يَا أَيُّهَا الَّذِينَ آمَنُوا اتَّقُوا اللَّهَ حَقَّ تُقَاتِهِ وَلا تَمُوتُنَّ إِلا وَأَنْتُمْ مُسْلِمُونَ

Selasa, 27 Agustus 2019

VARIASI DAKWAH, SALING MELENGKAPI

Ada diskusi ringan dengan bulek dan pak lek. Perihal dakwah. Bulek bilang dakwah nya ustad A itu enak. Damai dan tidak perlu pusing-pusing berfikir. Opini itupun di amini oleh pak lek.

Pendapat seperti itu tentunya tidak hanya dimiliki oleh adik dari almarhumah ibu ini. Ada banyak penilaian yang orang lontarkan kepada setiap pengemban dakwah. Mulai dari yang ustadz itu lucu, sejuk hingga yang pak kyai –yang mohon maaf- kalau bicara sering mengeluarkan kata-kata kasar dalam bahasa jawa. Ada juga pendakwah yang mengajak berfikir pendengarnya dan jarang ada candanya. Orang desa menyebutnya tegang bin bikin ngantuk bin ga nyambung.

Ya itulah manusia. beragam karakter yang Allah SWT tetapkan. Beda kepala beda isinya. Beda bahasa nasehatnya. Satu yang sama dan tidak berubah bahwa mendakwahkan Islam adalah tanggungjawab semua orang Islam. Bukan hanya yang bergelar ustad, kyai, bu nyai, ustadzah, bu guru, pak guru, jebolan pesatren, atao hanya jebolan pendidikan keluarga saja, tapi setiap muslim. Tanpa titel pun bila dia muslim, maka punya taklif untuk menyamaikan Islam. Bahasa arabnya baligh hu ‘anna walau ayah –sampaikan dariku walau satu ayat-.

Nah, bab beda model dakwah ini alamiah, sealiran kaafahnya Islam.

Maksudnya begini. Islam itu kan ada bab tauhid, ibadah, akhlaq, muamalah, hukum sanksi hingga tata hukum bernegara juga ada. Nah, bermacam-macamnya kajian Islam ini wajar jika kemudian memunculkan ustad yang dakwahnya pada sisi tauhid/aqidah, ada yang dakwah akhlaqiyah, ada yang dakwah fokus pada ibadah, ada juga yang fokus manajemen qalbu, hingga ada yang dakwah siyasah Islam/politik Islam. Semua tipe pendakwah ini penting. Tidak ada yang lebih unggul dari lainnya. Sama-sama saling melengkapi pemahaman umat Islam akan ilmu Islam yang begitu luasnya.

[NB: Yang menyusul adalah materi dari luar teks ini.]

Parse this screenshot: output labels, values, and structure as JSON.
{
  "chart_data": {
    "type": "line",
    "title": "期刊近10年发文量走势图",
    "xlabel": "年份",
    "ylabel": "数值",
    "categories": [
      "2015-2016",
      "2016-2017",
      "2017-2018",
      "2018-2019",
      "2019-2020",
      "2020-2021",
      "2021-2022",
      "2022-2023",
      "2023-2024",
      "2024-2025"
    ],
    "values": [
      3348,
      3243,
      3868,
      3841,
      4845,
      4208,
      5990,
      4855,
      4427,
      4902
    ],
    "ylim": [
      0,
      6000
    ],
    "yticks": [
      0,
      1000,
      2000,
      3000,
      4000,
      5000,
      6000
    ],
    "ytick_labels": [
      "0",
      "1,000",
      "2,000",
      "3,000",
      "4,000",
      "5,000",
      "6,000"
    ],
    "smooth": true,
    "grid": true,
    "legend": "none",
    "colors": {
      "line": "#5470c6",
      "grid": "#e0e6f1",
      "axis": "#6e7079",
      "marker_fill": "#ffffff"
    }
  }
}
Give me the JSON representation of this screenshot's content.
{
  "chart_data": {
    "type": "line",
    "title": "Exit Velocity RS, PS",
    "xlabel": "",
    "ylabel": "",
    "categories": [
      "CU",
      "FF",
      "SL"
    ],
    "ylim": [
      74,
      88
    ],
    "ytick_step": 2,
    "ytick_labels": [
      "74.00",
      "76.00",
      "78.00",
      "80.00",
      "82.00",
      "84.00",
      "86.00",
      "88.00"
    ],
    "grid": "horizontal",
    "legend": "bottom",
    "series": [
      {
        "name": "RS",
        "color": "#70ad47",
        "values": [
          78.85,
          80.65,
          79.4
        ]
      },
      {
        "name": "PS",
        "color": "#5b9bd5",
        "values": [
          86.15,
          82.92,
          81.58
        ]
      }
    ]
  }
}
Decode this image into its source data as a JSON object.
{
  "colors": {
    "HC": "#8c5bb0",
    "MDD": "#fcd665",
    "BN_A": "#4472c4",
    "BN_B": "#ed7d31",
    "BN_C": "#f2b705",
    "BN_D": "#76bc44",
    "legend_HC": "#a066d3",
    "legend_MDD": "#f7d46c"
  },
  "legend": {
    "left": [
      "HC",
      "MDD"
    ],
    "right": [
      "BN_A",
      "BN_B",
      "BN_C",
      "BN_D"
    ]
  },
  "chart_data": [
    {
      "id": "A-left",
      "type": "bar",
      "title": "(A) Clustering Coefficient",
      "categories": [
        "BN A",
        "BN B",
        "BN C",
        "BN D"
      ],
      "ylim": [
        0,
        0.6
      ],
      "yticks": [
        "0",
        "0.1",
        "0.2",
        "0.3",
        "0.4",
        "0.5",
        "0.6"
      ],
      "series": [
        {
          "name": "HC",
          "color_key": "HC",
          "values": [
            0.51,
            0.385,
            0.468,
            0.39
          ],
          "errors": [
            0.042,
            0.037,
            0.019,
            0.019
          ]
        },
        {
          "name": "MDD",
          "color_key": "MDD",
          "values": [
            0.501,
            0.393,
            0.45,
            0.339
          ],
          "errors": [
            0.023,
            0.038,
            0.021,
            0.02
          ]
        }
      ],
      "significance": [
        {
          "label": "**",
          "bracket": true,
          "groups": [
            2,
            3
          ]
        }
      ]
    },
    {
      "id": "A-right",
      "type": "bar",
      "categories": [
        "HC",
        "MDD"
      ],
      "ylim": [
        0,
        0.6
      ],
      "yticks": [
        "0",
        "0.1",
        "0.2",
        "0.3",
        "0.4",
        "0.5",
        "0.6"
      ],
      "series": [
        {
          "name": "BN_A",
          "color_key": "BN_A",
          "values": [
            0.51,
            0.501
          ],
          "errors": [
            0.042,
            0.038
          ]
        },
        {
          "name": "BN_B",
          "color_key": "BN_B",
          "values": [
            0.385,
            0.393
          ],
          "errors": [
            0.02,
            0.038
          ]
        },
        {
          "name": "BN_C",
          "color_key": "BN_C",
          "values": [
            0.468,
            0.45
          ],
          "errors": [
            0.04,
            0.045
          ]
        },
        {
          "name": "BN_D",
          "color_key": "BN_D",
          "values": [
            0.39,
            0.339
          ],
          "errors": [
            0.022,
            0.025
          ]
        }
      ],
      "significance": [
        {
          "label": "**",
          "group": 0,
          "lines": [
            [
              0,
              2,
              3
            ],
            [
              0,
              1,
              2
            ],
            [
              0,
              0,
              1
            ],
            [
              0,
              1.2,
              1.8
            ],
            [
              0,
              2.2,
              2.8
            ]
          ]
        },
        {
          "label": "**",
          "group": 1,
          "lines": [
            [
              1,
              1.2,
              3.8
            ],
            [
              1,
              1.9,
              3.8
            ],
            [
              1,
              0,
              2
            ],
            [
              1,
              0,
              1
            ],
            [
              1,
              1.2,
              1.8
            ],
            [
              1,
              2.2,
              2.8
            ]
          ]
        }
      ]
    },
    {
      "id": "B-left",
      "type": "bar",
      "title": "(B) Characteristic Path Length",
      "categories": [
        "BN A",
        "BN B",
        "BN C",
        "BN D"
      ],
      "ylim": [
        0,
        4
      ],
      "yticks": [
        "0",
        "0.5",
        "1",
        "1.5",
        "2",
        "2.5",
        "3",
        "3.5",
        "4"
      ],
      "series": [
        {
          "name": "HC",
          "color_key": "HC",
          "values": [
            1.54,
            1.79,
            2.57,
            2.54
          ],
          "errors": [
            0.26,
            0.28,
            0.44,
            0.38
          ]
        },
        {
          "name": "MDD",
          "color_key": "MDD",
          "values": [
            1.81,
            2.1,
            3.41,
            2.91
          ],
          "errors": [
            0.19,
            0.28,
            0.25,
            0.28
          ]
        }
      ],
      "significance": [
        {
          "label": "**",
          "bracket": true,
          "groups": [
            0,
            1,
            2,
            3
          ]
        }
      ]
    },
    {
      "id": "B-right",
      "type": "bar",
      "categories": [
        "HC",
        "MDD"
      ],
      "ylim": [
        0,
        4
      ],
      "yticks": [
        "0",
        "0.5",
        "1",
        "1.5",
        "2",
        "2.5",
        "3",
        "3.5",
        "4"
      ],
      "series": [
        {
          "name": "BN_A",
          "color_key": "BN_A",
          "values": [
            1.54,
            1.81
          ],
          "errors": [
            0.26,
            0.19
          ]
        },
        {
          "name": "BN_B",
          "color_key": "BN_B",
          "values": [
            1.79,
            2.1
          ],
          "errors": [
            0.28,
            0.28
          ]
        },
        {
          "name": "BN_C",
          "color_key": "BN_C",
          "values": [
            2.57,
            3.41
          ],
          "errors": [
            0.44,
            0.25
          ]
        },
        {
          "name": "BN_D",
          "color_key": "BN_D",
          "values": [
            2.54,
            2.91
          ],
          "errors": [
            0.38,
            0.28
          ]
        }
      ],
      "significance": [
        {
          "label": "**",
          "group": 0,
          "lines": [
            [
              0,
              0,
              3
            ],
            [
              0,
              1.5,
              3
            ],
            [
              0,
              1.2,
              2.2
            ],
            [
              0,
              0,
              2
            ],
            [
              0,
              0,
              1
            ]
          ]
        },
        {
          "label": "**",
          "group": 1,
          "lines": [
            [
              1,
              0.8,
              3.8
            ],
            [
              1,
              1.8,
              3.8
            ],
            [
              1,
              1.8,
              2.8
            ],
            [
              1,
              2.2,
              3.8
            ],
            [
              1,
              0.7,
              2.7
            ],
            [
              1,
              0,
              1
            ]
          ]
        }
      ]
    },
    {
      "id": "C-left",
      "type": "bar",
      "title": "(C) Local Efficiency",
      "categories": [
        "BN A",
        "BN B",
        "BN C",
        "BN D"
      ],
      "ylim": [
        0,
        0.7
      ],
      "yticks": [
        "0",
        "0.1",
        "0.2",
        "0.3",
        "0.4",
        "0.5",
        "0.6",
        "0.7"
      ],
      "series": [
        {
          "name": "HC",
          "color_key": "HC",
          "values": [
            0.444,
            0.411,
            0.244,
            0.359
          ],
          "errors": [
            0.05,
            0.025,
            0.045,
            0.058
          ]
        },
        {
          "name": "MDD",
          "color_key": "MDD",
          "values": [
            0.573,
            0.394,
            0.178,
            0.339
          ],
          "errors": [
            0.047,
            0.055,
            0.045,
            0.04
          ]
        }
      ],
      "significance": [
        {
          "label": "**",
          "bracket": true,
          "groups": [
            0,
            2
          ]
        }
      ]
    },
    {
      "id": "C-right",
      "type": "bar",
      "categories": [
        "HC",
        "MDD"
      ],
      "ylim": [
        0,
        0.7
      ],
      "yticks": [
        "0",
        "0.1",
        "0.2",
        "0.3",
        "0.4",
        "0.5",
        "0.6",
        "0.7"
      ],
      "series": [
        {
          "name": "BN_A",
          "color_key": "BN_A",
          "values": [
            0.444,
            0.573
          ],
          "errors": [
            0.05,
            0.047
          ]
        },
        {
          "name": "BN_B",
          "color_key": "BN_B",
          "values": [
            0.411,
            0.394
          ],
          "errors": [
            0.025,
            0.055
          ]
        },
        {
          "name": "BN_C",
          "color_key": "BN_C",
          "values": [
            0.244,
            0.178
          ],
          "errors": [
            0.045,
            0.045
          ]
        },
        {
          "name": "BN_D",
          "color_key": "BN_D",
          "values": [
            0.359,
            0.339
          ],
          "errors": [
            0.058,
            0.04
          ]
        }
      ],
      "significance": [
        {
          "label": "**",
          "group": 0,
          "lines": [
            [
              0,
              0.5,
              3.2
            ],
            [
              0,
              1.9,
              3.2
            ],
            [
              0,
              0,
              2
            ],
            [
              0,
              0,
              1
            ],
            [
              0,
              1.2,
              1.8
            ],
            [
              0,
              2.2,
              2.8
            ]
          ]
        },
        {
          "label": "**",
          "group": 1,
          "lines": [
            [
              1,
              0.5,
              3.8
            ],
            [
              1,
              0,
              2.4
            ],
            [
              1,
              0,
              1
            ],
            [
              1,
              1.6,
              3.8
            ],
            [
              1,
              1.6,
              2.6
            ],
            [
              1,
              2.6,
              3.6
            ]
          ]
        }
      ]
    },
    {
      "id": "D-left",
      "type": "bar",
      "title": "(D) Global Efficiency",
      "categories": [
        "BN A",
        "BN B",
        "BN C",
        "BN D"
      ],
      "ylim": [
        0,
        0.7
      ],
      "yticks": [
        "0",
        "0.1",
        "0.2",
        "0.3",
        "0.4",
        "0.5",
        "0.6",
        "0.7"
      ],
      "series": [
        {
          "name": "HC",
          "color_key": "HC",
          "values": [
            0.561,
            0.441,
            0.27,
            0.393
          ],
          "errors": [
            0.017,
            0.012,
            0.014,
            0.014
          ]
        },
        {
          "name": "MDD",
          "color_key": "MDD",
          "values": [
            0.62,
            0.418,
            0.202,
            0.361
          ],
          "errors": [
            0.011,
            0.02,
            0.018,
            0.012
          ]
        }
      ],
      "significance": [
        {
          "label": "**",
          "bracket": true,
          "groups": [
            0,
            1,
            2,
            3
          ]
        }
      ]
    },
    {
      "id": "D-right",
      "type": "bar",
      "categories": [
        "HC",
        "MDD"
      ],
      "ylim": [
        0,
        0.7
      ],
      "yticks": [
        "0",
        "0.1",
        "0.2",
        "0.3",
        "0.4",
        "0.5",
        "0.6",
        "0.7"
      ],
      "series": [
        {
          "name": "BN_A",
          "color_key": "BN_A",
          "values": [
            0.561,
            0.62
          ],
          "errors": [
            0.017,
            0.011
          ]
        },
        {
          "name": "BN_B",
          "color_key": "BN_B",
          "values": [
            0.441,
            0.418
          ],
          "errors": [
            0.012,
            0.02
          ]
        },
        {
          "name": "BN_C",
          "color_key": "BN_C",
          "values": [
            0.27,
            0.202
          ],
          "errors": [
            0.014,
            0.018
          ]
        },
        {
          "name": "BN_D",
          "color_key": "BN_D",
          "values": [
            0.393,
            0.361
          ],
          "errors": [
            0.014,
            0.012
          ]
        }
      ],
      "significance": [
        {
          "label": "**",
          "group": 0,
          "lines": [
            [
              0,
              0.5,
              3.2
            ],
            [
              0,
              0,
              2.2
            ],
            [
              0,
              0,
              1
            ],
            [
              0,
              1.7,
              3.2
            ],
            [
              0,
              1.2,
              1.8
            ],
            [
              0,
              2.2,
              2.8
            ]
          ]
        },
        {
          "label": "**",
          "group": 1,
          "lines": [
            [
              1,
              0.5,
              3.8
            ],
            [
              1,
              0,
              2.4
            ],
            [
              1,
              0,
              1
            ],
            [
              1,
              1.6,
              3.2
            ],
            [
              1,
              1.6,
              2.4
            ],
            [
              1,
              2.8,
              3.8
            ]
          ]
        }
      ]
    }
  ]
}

Ini masih dilihat dari sisi konten dakwahnya. Belum lagi bila dilihat dari sisi ragam pendengarnya. Bermacam-macam pula. Orang desa tentu punya pola yang berbeda dengan orang kota. Kaum intelektual juga beda daya tangkapnya dengan petani/pedagang. Anak –anak dengan remaja juga beda. Keragaman ini menambah variasi dakwah para ustad/dzah/pak kyai/bu nyai/dan orang Islam pada umumnya dalam berdakwah. Akhirnya memunculkan dai-dai ada yang lucu menyapa kaum pinggiran, Ada dai memakai bahasa tinggi menghadapi kalangan intelektual, ada dai gaul menghadapi kalangan milenial, ada dai lewat literasi dan lain-lainnya.

Semua ragam variasi tersebut adalah rahmat. Saling mendukung, melengkapi dan meguatkan. Memperatajam bahwa sesungguhnya Islam itu agama yang sempurna. Dan pluralitas itu adalah sunnatullah. Bukan untuk dijatuhkan, dihantam apalagi ditendang. Astagfirullahal’adziim.

Kesimpulannya, tidak ada yang perlu di klasifikasikan dan tidak perlu dipermasalahkan. Makin beragam dai yang ada, makin cepat kebangkitan umat Islam asal tidak saling menjatuhkan. Makin cepat pula agama ini tersebar asal tidak perang internal. Dan itu pertanda kejayaan umat Islam dalam hitungan waktu. Aamiin.